Apollo Therapeutics is a UK-based biotechnology company founded in 2016. It has raised over $400 million in cumulative financing, with its lead pipeline candidate being an IL-18 antibody currently undergoing Phase II clinical trials for atopic dermatitis.
Apollo Therapeutics is building a large and diverse pipeline of novel drug candidates, with APL-18881 being the fifth project to advance into clinical development. An Investigational New Drug (IND) application for APL-18881 has been submitted in the United States. Apollo Therapeutics will explore the therapeutic potential of this drug across a range of potential indications in cardiometabolic, hepatic, and related disease areas in clinical trials; specific indications have not yet been disclosed.

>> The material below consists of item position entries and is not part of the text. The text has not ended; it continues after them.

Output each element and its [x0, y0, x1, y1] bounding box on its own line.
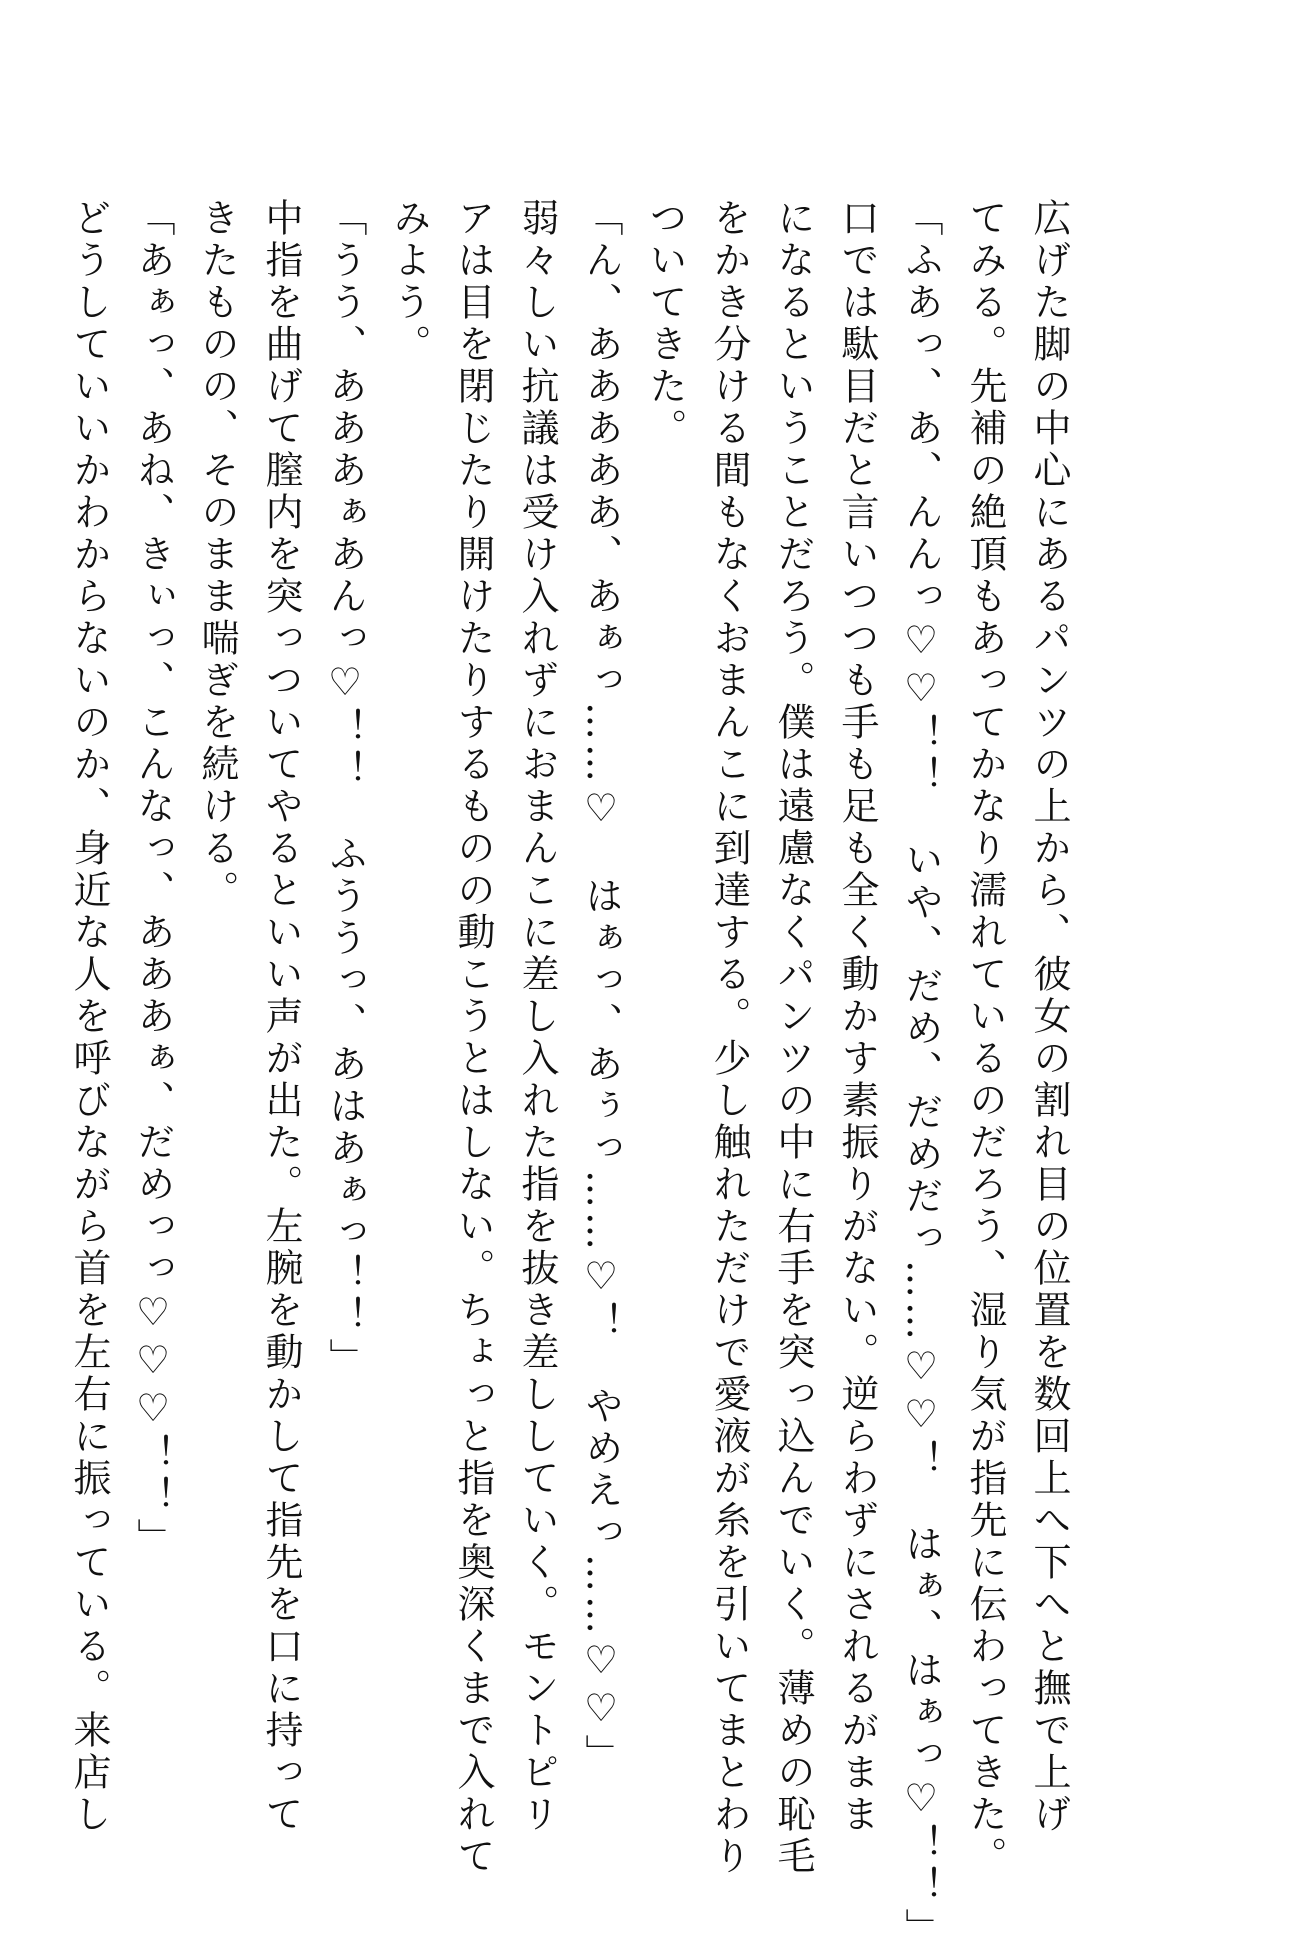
- text-line: みよう。: [387, 198, 431, 366]
- text-line: 「ん、あああああ、あぁっ……♡ はぁっ、あぅっ……♡！ やめえっ……♡♡」: [579, 198, 623, 1776]
- text-line: どうしていいかわからないのか、身近な人を呼びながら首を左右に振っている。来店し: [67, 198, 111, 1836]
- text-line: 「あぁっ、あね、きぃっ、こんなっ、あああぁ、だめっっ♡♡♡！！」: [131, 198, 175, 1560]
- text-line: をかき分ける間もなくおまんこに到達する。少し触れただけで愛液が糸を引いてまとわり: [707, 198, 751, 1878]
- text-line: 口では駄目だと言いつつも手も足も全く動かす素振りがない。逆らわずにされるがまま: [835, 198, 879, 1836]
- text-line: 中指を曲げて膣内を突っついてやるといい声が出た。左腕を動かして指先を口に持って: [259, 198, 303, 1836]
- text-line: ついてきた。: [643, 198, 687, 450]
- text-line: 「ふあっ、あ、んんっ♡♡！！ いや、だめ、だめだっ……♡♡！ はぁ、はぁっ♡！！」: [899, 198, 943, 1950]
- text-line: 「うう、あああぁあんっ♡！！ ふううっ、あはあぁっ！！」: [323, 198, 367, 1380]
- text-line: 弱々しい抗議は受け入れずにおまんこに差し入れた指を抜き差ししていく。モントピリ: [515, 198, 559, 1836]
- text-line: 広げた脚の中心にあるパンツの上から、彼女の割れ目の位置を数回上へ下へと撫で上げ: [1027, 198, 1071, 1836]
- text-line: になるということだろう。僕は遠慮なくパンツの中に右手を突っ込んでいく。薄めの恥毛: [771, 198, 815, 1878]
- text-line: きたものの、そのまま喘ぎを続ける。: [195, 198, 239, 912]
- text-line: アは目を閉じたり開けたりするものの動こうとはしない。ちょっと指を奥深くまで入れて: [451, 198, 495, 1878]
- text-line: てみる。先補の絶頂もあってかなり濡れているのだろう、湿り気が指先に伝わってきた。: [963, 198, 1007, 1878]
- vertical-text-body: [67, 198, 1081, 1950]
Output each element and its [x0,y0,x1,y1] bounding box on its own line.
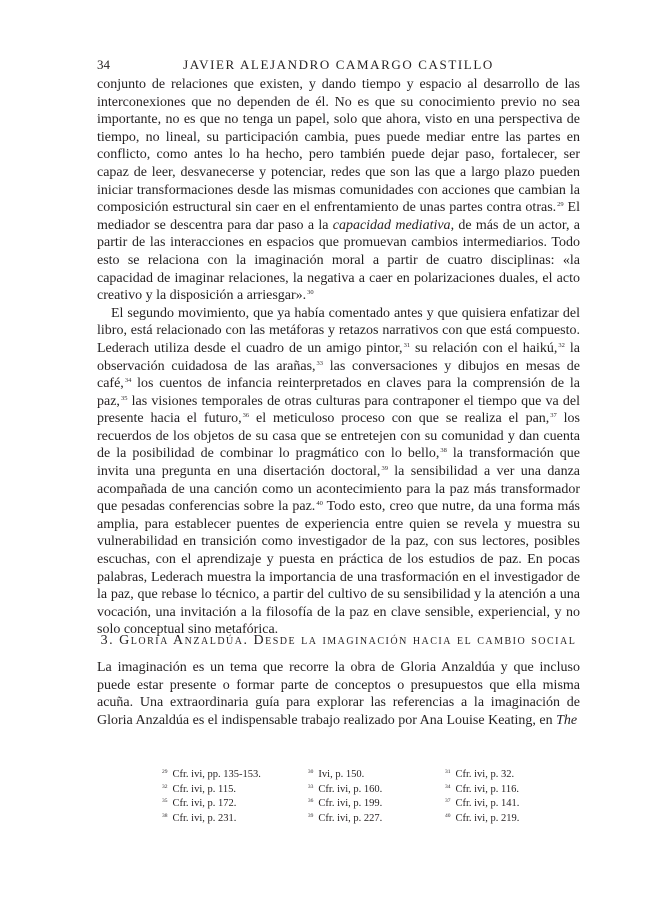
footnote-text: Cfr. ivi, p. 115. [172,783,236,795]
text-run: la transformación que invita una pregunta en una disertación doctoral, [97,446,580,480]
text-run: , de más de un actor, a partir de las interacciones en espacios que promuevan cambios intermediarios. Todo esto se relaciona con la imaginación moral a partir de cuatro disciplinas: «la capacidad de imaginar relaciones, la negativa a caer en polarizaciones duales, el acto creativo y la disposición a arriesgar». [97,217,580,304]
section-text [97,659,580,729]
running-head [97,57,580,73]
page-number: 34 [97,57,110,72]
text-run: las visiones temporales de otras culturas para contraponer el tiempo que va del presente hacia el futuro, [97,393,580,427]
footnote-number: 29 [162,769,168,775]
footnote-ref: 30 [307,289,314,297]
footnote-text: Cfr. ivi, p. 160. [318,783,383,795]
footnotes [162,768,582,826]
footnote-ref: 40 [316,500,323,508]
footnote-number: 35 [162,798,168,804]
footnote-row [162,768,582,783]
footnote-number: 34 [444,783,451,790]
footnote-number: 36 [307,798,314,804]
paragraph [97,76,580,305]
text-run: El mediador se descentra para dar paso a la [97,200,580,233]
footnote [162,812,308,827]
text-run: el meticuloso proceso con que se realiza el pan, [249,411,550,427]
footnote-text: Cfr. ivi, p. 199. [318,798,383,809]
footnote-ref: 29 [557,201,564,209]
footnote-number: 31 [444,769,451,775]
footnote-text: Cfr. ivi, p. 141. [455,798,520,809]
footnote [308,797,445,812]
text-run: la sensibilidad a ver una danza acompañada de una canción como un acontecimiento para la paz más transformador que pesadas conferencias sobre la paz. [97,464,581,515]
text-run: las conversaciones y dibujos en mesas de café, [97,358,580,392]
footnote-ref: 36 [242,412,250,420]
footnote-text: Cfr. ivi, pp. 135-153. [172,769,261,780]
footnote-number: 32 [162,783,168,790]
text-run: La imaginación es un tema que recorre la obra de Gloria Anzaldúa y que incluso puede estar presente o formar parte de conceptos o presupuestos que ella misma acuña. Una extraordinaria guía para explorar las referencias a la imaginación de Gloria Anzaldúa es el indispensable trabajo realizado por Ana Louise Keating, en [97,660,580,728]
footnote-number: 38 [162,812,168,819]
footnote-number: 40 [444,812,451,819]
footnote-text: Cfr. ivi, p. 219. [455,812,520,824]
footnote-number: 30 [307,769,314,775]
footnote-ref: 39 [381,465,388,473]
footnote-number: 37 [444,798,451,804]
footnote-ref: 38 [440,447,447,455]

Currently, APL-18881 (HEC88473) is undergoing a double-blind, placebo- and active-controlled Phase II clinical trial in patients with type 2 diabetes in China (NCT06148649). The preliminary results of this study are expected to be released in the first half of 2025. Furthermore, APL-18881 has received an Investigational New Drug (IND) clearance from the U.S. Food and Drug Administration (FDA). This candidate drug has also successfully completed two Phase I clinical trials in Australia and China, involving healthy and obese subjects as well as patients with type 2 diabetes. Trial data indicate that APL-18881 (HEC88473) demonstrates favorable safety and tolerability at therapeutic doses for both FGF21 and GLP-1 receptors, while showing encouraging potential in pharmacodynamic responses. Both Guangdong Dongyangguang Pharmaceutical Co., Ltd. and Apollo Therapeutics plan to continue or initiate clinical proof-of-concept studies in 2025.
In 2019, Boehringer Ingelheim licensed Yuhan’s GLP-1/FGF21 dual agonist with a $40 million upfront payment and up to $830 million in milestone payments. In recent years, FGF21 fusion proteins from Akero Therapeutics and 89bio have achieved significant breakthroughs in the treatment of non-alcoholic steatohepatitis (NASH).
In China, Guangdong Dongyangguang Pharmaceutical and Apollo Therapeutics/Chia Tai Tianqing have developed GLP-1/FGF21 dual agonists, while Daoer Biopharma has developed a GLP-1/GCG/FGF21 triple agonist; all have entered clinical trials.